Alison Norlen: Armatures and Imaginaries
Shauna McCabe
Those who arrive at Thekla can see little of the city, beyond the plank fences, the sackcloth screens, the scaffoldings, the metal armatures, the wooden catwalks hanging from ropes or supported by sawhorses, the ladders, the trestles. If you ask “Why is Thekla’s construction taking such a long time?” the inhabitants continue hoisting sacks, lowering leaded strings, moving long brushes up and down, as they answer “So that it’s destruction cannot begin.” – Italo Calvino, Invisible Cities
The armatures and imaginaries of architectural landscapes have long been a source of inspiration for artist Alison Norlen – key to finding one’s bearings within her distinct visual world. From faded amusement park rides and roadside attractions to Vegas casinos and world’s fairs, to obsolete feats of engineering like bridges and industrial forms, Norlen explores the surfaces of both familiar and forgotten sites that once represented spectacle and unsurpassed promise. Melding historical details and autobiographical references throughout this architectural terrain, her meticulous large-scale drawings document how utopia and invention inform everyday landscapes ensuring they are both, and at once, real and imagined, mundane and spectacular, functional and fantastic.

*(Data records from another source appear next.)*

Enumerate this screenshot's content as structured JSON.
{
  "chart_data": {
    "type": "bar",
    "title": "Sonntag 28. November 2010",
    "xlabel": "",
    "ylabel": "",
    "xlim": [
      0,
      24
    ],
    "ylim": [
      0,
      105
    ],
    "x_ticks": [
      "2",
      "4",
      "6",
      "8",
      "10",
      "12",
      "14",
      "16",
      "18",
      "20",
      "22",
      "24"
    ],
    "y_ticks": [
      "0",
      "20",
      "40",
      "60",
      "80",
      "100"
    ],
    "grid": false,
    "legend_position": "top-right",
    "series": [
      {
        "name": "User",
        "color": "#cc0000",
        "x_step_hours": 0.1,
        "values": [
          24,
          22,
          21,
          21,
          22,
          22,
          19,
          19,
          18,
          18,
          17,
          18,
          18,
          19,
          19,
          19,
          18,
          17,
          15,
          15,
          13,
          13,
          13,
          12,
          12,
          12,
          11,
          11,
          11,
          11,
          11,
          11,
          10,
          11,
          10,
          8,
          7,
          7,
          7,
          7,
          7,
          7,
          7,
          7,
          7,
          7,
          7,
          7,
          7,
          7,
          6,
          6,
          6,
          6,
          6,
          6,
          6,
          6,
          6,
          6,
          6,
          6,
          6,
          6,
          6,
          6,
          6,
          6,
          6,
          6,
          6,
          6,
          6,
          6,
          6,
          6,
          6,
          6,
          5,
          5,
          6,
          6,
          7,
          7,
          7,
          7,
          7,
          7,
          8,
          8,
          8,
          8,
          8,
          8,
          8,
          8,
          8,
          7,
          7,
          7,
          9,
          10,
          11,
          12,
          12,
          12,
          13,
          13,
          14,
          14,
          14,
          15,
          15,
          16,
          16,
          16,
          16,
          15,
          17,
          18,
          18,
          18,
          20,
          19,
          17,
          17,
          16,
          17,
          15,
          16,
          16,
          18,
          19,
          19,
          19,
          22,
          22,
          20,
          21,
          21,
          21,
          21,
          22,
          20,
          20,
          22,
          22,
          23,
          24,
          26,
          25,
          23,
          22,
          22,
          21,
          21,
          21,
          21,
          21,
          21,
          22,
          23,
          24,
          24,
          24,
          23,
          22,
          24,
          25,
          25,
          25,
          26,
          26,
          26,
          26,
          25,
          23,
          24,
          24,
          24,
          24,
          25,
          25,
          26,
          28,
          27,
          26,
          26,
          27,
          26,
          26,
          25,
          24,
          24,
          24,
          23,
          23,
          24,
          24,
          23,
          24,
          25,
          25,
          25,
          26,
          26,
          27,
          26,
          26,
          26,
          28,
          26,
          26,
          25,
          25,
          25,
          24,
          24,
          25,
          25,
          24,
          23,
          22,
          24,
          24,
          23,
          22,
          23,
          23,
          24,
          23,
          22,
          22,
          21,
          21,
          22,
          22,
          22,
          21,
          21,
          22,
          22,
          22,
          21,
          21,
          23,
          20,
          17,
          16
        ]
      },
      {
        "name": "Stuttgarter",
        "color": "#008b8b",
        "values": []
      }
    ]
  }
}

The visual world-building that Norlen undertakes in this exhibition develops through an amalgam of eclectic sources and visual references to shift how we see those closer to home. Featured are intricate immersive vignettes of monumental Guelph – once active limestone quarries, the installation of a 19th century covered bridge, the crown made of wire with holiday lights that once hung over St. George’s Square, the construction of wooden footbridges, and vessels that once travelled the rivers that converge at the city’s centre. Always interrogating the historical and geographical dimensions of place, the accumulating traces of real sites and their temporal coordinates are compressed in her work to create a fleeting space Norlen describes as “plausible, but not necessarily tangible.” Capturing both local lore and the transformation of the local terrain, she highlights the effects of time and the inevitable play of memory and imagination that results.
The drawings speak to how the city is always transforming. Founded in 1827 by Scottish writer and colonizer John Galt, Guelph was an early planned city, complete with squares, broad main streets and narrow side streets – replicating those of European cities – laid out in a radial system that branched out from downtown. The early urban topography that developed during this period of settlement was shaped by quarries, mills, factories, the railway, and agriculture, and would subsequently experience the wider shift away from a resource-based economy in the 1900s, paralleled by the growth of manufacturing and education, as well as innovation into the 2000s. Gentrification and housing development have also reconfigured neighbourhoods and the city’s borders, and today revitalization remains a focus as the city seeks new approaches to urban space to meet the housing demands and social needs of a burgeoning community.
Every change now transforms urban and civic life with the same intensity as those elements introduced over a hundred years ago. Focusing on early moments in the process of city-building, the exhibition foregrounds the unceasing construction and reconstruction that is captured in the palimpsest landscape that surrounds us today. Equally full of futurity and facets of architectural ruins, Alison Norlen’s world represents a microcosm of illusory promise – a reminder that everything is malleable and temporal.
Image detail: Alison Norlen, Bridging, 2022, acrylic, ink, charcoal, chalk, 182.9 x 396.2 cm. Courtesy of the artist
Alison Norlen: Armatures and Imaginaries is organized and presented by the Art Gallery of Guelph with the support of the Ontario Arts Council and the Canada Council for the Arts.
Gallery
About the artist
Alison Norlen
As well as recent commissions for the New Orleans Jazz Museum and Nuit Blanche Toronto, selected solo exhibitions of Alison Norlen’s large-scale drawings and sculptural installations include Luna and Float, presented and circulated by the Mendel Art Gallery, glimmer, presented and circulated by the Kenderdine Art Gallery, and mirage, presented by the Art Gallery of Regina. Featured in numerous group exhibitions nationally, she has also shown internationally in Brazil, Korea, the Netherlands, and the United States. With a Bachelor of Fine Arts degree from the School of Art at the University of Manitoba and a Master of Fine Arts from Yale University, in 2022 Norlen was named a Distinguished Professor in the faculty of Art & Art History art at the University of Saskatchewan where she teaches in the areas of painting, drawing and sculpture. Her work can be found in private collections across the United States and Canada and in the public collections of the National Gallery of Canada, the Mackenzie Art Gallery, the Confederation Centre Art Gallery, The Rooms Provincial Art Gallery, the Winnipeg Art Gallery, Remai Modern, The Canada Council Art Bank, and the Saskatchewan Arts Board.